The announcement coincided with a meeting in Washington between South Korean President Yoon SukYeol, who is on a state visit to the United States, and Netflix co-CEO Ted Sarandos.
“We were able to make this decision because of our confidence that the Korean creative industry will continue to tell great stories,” Sarandos said in a speech on Monday. “We are also inspired by the president’s love and strong support for the Korean entertainment industry and promoting the Hallyu wave.”
From music to film and television, South Korean entertainment has proven popular with audiences further afield. Squid Game is one of Netflix’s most successful original content ventures to date, reaching an audience of 142 million households worldwide; even two years after its debut, it remains one of the most popular series of all time.
In its native South Korea, the show is so popular that Netflix has filed a lawsuit from one of the country’s largest broadband providers over the traffic surge (and subsequent associated fees).
“The Squid Game” isn’t alone in TV shows that resonate with a wider global audience. Other shows include “The Glory” and the reality show “Physical: 100,” which became one of the world’s most-watched non-English shows earlier this year.
Netflix released more than 80 South Korean movies and TV series between 2015 and 2020 and “spend about 70% on South Korean content,” according to Dean Garfield, Netflix’s vice president of public policy, speaking in Seoul during a visit to South Korea in 2021. One hundred million U.S. dollars”.
The $2.5 billion pledge, if implemented, would average $625 million a year over the next four years, an increase from Netflix’s previous budget. In 2021, the US streaming giant Pledge of $500 million Produce original movies and TV shows in Korea.
In Asia, as in the rest of the world, Netflix competes with peers such as Amazon, Disney, Hulu and Apple TV, as well as a host of regional players in the 190 countries it currently operates in.
Netflix’s shift to original content comes as many of its competitors are pulling content from Netflix to boost their own services.
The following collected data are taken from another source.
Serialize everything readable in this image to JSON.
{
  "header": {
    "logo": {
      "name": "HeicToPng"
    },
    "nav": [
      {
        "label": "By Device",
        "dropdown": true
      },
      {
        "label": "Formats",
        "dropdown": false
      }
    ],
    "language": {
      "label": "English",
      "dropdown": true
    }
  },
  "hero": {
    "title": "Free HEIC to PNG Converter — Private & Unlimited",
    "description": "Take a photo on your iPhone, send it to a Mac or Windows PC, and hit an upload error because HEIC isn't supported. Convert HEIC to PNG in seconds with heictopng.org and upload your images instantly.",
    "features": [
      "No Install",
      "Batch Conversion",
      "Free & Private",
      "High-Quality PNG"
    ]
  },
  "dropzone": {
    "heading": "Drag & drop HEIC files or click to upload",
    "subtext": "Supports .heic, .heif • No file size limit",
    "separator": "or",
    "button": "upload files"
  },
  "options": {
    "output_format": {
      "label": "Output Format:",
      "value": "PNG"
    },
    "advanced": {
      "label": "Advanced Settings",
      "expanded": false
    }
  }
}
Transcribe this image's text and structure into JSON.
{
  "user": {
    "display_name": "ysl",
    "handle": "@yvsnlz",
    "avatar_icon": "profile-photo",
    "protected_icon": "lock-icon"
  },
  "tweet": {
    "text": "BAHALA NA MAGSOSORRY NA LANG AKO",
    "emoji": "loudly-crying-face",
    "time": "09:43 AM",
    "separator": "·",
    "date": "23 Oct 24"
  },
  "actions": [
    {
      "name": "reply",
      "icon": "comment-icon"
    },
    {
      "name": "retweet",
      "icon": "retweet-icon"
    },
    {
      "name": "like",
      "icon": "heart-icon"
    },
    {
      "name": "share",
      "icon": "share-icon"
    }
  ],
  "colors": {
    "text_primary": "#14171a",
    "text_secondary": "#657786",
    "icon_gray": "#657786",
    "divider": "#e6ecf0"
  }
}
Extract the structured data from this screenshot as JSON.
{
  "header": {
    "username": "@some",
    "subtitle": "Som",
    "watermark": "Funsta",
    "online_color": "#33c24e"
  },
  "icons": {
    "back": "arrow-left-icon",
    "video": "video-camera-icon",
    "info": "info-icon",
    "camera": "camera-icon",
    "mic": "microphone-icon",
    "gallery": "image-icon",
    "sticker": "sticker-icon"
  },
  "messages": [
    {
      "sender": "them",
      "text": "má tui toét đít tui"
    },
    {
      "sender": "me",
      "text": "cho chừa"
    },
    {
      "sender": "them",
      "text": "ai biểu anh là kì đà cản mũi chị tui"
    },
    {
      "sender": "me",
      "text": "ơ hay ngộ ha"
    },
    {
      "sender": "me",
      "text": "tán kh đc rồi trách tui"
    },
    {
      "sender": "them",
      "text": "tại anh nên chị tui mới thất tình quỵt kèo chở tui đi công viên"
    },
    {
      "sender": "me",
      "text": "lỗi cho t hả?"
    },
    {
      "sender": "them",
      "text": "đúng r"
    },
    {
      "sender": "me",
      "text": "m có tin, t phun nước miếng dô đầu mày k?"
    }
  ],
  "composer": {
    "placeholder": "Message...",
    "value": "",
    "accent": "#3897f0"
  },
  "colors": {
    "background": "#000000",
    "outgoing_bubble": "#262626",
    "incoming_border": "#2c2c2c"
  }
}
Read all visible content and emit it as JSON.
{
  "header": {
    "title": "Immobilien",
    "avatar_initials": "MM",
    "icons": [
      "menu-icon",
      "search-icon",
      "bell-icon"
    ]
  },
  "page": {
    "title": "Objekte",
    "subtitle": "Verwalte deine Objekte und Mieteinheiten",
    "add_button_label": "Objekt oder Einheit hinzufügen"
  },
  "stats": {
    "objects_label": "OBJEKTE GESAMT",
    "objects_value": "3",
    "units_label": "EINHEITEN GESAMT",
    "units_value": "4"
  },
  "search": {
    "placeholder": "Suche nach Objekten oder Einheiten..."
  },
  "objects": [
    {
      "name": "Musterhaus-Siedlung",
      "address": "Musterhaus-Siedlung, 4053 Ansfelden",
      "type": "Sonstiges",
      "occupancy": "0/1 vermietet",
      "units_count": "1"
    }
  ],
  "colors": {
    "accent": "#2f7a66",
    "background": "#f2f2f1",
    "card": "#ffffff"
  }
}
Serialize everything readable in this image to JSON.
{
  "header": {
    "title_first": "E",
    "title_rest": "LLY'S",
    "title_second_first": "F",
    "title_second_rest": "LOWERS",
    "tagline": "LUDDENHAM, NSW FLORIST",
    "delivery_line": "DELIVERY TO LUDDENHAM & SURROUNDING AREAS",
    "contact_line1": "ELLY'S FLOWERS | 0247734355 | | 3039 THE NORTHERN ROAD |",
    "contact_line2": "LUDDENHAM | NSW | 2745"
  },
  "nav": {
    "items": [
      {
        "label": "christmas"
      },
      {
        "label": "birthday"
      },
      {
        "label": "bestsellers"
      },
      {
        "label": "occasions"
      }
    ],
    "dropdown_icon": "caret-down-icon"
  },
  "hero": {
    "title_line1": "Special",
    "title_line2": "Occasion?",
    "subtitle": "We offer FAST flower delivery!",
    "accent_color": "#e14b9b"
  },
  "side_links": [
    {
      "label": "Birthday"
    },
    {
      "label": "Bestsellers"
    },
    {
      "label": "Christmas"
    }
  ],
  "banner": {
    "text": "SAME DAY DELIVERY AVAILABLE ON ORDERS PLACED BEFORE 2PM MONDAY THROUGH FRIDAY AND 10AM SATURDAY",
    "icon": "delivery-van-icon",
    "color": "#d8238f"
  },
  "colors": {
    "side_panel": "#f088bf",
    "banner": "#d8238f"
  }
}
That, in turn, has led Netflix to focus more on original content and a host of other methods — including ad-supported free access and launching games — to attract more subscribers and usage.
The ad-supported layer is not only meant to increase the number of users attracted to the free service, but also to attract new revenue streams in the form of ad sales. Launched last November, the company now offers a basic service with ads in the US, Europe (UK, France, Germany, Italy) and Asia (Japan, Australia and South Korea).
Indeed, Netflix offers plenty of carrots, but also plenty of sticks to boost its revenue and margins. Last week, Netflix explain it Plan to crack down on password sharing Start in the next few months.